Troiano’s theory is that Serrote do Letreiro served as a gathering place for the different tribes living in the region. “I think rock art creation was embedded in some sort of ritual context … people gathering and creating something, perhaps utilizing some psychotropics. We have a plant called jurema, which is hallucinogenic, and it’s still used to this day.”

Source: AccuWeather

 “We can speculate that people were using it in the past as well because it’s so abundant and common in the region,” he added. “I think they were interested in what the footprints represent, and I suppose they identified them as footprints.
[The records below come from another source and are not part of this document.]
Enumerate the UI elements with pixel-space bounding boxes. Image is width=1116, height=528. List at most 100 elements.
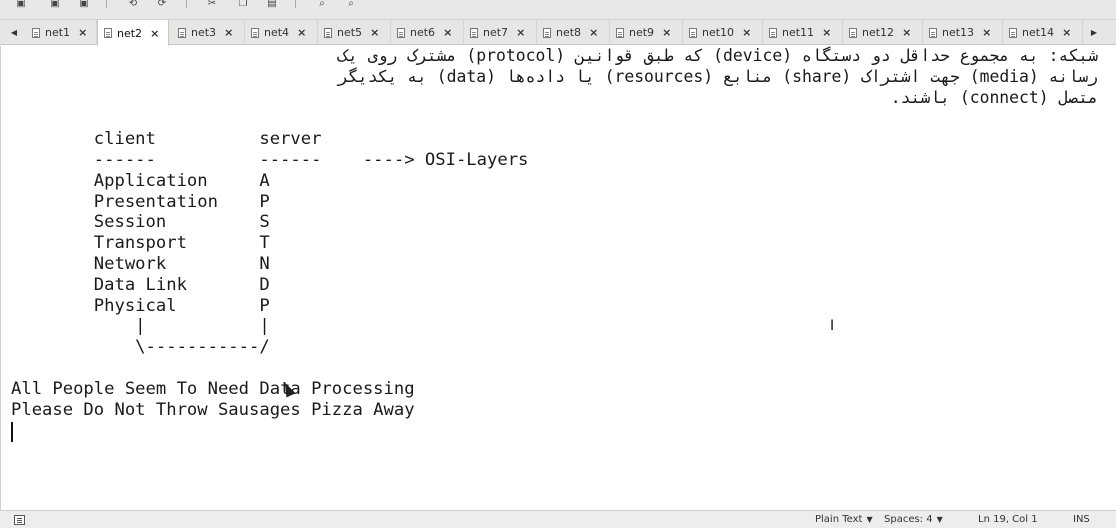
- document-icon: [616, 27, 624, 38]
- editor-line: Data Link D: [11, 274, 270, 295]
- tab-net14[interactable]: net14 ×: [1003, 20, 1083, 45]
- tab-net4[interactable]: net4 ×: [245, 20, 318, 45]
- document-icon: [470, 27, 478, 38]
- close-icon[interactable]: ×: [742, 26, 751, 39]
- close-icon[interactable]: ×: [297, 26, 306, 39]
- tab-net10[interactable]: net10 ×: [683, 20, 763, 45]
- save-all-icon[interactable]: ▣: [48, 0, 62, 9]
- tab-label: net6: [410, 26, 436, 39]
- document-icon: [543, 27, 551, 38]
- editor-line: Transport T: [11, 233, 270, 254]
- tab-label: net8: [556, 26, 582, 39]
- document-icon: [32, 27, 40, 38]
- indentation-selector[interactable]: Spaces: 4 ▼: [884, 511, 943, 528]
- editor-line: شبکه: به مجموع حداقل دو دستگاه (device) …: [338, 46, 1098, 65]
- undo-icon[interactable]: ⟲: [126, 0, 140, 9]
- text-editor[interactable]: شبکه: به مجموع حداقل دو دستگاه (device) …: [0, 46, 1116, 510]
- language-selector[interactable]: Plain Text ▼: [815, 511, 873, 528]
- editor-line: رسانه (media) جهت اشتراک (share) منابع (…: [338, 66, 1098, 86]
- toolbar: ▣ ▣ ▣ ⟲ ⟳ ✂ ❐ ▤ ⌕ ⌕: [0, 0, 1116, 20]
- chevron-down-icon: ▼: [936, 515, 943, 524]
- insert-mode: INS: [1073, 514, 1090, 525]
- editor-line: متصل (connect) باشند.: [890, 87, 1098, 107]
- tab-net6[interactable]: net6 ×: [391, 20, 464, 45]
- editor-line: \-----------/: [11, 337, 270, 358]
- document-icon: [251, 27, 259, 38]
- tab-label: net10: [702, 26, 735, 39]
- close-icon[interactable]: ×: [150, 27, 159, 40]
- scroll-tabs-left-icon[interactable]: ◀: [8, 20, 20, 45]
- tab-label: net3: [191, 26, 217, 39]
- document-icon: [324, 27, 332, 38]
- close-icon[interactable]: ×: [443, 26, 452, 39]
- tab-net3[interactable]: net3 ×: [172, 20, 245, 45]
- save-icon[interactable]: ▣: [77, 0, 91, 9]
- editor-line: ------ ------ ----> OSI-Layers: [11, 150, 529, 170]
- indentation-label: Spaces: 4: [884, 514, 933, 525]
- tab-net7[interactable]: net7 ×: [464, 20, 537, 45]
- editor-line: All People Seem To Need Data Processing: [11, 378, 415, 399]
- document-icon: [1009, 27, 1017, 38]
- editor-line: Physical P: [11, 295, 270, 316]
- editor-line: Application A: [11, 170, 270, 191]
- ibeam-cursor-icon: I: [830, 318, 835, 334]
- document-icon: [178, 27, 186, 38]
- tab-label: net4: [264, 26, 290, 39]
- document-icon: [689, 27, 697, 38]
- editor-line: | |: [11, 316, 270, 337]
- close-icon[interactable]: ×: [982, 26, 991, 39]
- tab-net13[interactable]: net13 ×: [923, 20, 1003, 45]
- side-panel-toggle-icon[interactable]: [14, 515, 25, 525]
- copy-icon[interactable]: ❐: [236, 0, 250, 9]
- editor-line: Network N: [11, 254, 270, 274]
- editor-line: Please Do Not Throw Sausages Pizza Away: [11, 399, 415, 420]
- toolbar-separator: [295, 0, 296, 8]
- editor-line: Session S: [11, 212, 270, 233]
- close-icon[interactable]: ×: [516, 26, 525, 39]
- cursor-position: Ln 19, Col 1: [978, 514, 1038, 525]
- status-bar: Plain Text ▼ Spaces: 4 ▼ Ln 19, Col 1 INS: [0, 510, 1116, 528]
- tab-label: net2: [117, 26, 143, 40]
- tab-net1[interactable]: net1 ×: [26, 20, 97, 45]
- cut-icon[interactable]: ✂: [205, 0, 219, 9]
- document-icon: [929, 27, 937, 38]
- close-icon[interactable]: ×: [902, 26, 911, 39]
- document-icon: [769, 27, 777, 38]
- close-icon[interactable]: ×: [662, 26, 671, 39]
- close-icon[interactable]: ×: [78, 26, 87, 39]
- close-icon[interactable]: ×: [224, 26, 233, 39]
- tab-net2[interactable]: net2 ×: [97, 20, 169, 46]
- tab-net9[interactable]: net9 ×: [610, 20, 683, 45]
- toolbar-separator: [106, 0, 107, 8]
- close-icon[interactable]: ×: [822, 26, 831, 39]
- tab-label: net5: [337, 26, 363, 39]
- close-icon[interactable]: ×: [589, 26, 598, 39]
- scroll-tabs-right-icon[interactable]: ▶: [1088, 20, 1100, 45]
- tab-label: net14: [1022, 26, 1055, 39]
- close-icon[interactable]: ×: [1062, 26, 1071, 39]
- text-caret: [11, 422, 13, 442]
- open-icon[interactable]: ▣: [14, 0, 28, 9]
- tab-label: net7: [483, 26, 509, 39]
- tab-label: net13: [942, 26, 975, 39]
- language-label: Plain Text: [815, 514, 863, 525]
- tab-net12[interactable]: net12 ×: [843, 20, 923, 45]
- replace-icon[interactable]: ⌕: [344, 0, 358, 9]
- editor-line: client server: [11, 129, 322, 150]
- search-icon[interactable]: ⌕: [315, 0, 329, 9]
- tab-label: net9: [629, 26, 655, 39]
- document-icon: [849, 27, 857, 38]
- close-icon[interactable]: ×: [370, 26, 379, 39]
- tab-label: net12: [862, 26, 895, 39]
- tab-bar: ◀ net1 × net2 × net3 × net4 × net5 × net…: [0, 20, 1116, 46]
- tab-net5[interactable]: net5 ×: [318, 20, 391, 45]
- document-icon: [397, 27, 405, 38]
- editor-line: Presentation P: [11, 191, 270, 212]
- redo-icon[interactable]: ⟳: [155, 0, 169, 9]
- toolbar-separator: [186, 0, 187, 8]
- tab-net8[interactable]: net8 ×: [537, 20, 610, 45]
- tab-label: net11: [782, 26, 815, 39]
- tab-net11[interactable]: net11 ×: [763, 20, 843, 45]
- document-icon: [104, 28, 112, 38]
- paste-icon[interactable]: ▤: [265, 0, 279, 9]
They noticed it wasn’t random.”

The Petroglyphs Are “Intentional”

According to Troiano, the petroglyphs were “intentionally” made. He explained that they are close to the dinosaur prints, but do not overlap them. It was as if the carvers took care to not mar the prints.

Source: Leonardo Troiano

To Troiano, this shows that the carvers made their engravings with “intention and thoughtfulness.” He noted that the symbols “all seem to be abstract, and if they represented something to the people who made them, we don’t know what it is.”

A New and Unique Area of Study

While researchers have studied prehistoric dinosaur fossil tracks and others have studied ancient human petroglyphs, a study of the direct link between the two is unusual. It represents a new and unique area of study. Associate professor of archaeology at the Jagiellonian University in Krakow, Poland, Radoslaw Palonka, was not involved in Troiano’s study, but has conducted similar research on petroglyphs.

Source: wszystkoconajwazniejsze.pl / ResearchGate

He stated, “The fact that the locations of the rock art panels have been chosen specifically is shown by, among others, the fact that representatives of the communities that created rock paintings or petroglyphs often placed them very close to older images left by other cultures.”

Fossils as Religious Iconography

University of Tennessee professor of anthropology, Jan Simek, also weighed in on the report. She said, “The paper provides an interesting new example of how ancient people observed and incorporated fossils on the landscape into their religious experiences and interpretations.”

Source: Daniel A. Leifheit

She added, “Stanford University historian of science Adrienne Mayor has shown how ancient Greeks and Romans saw fossils as evidence of giants and monsters from their own mythologies and how indigenous North American peoples saw their origin narratives in the fossils they observed scattered across their landscapes.”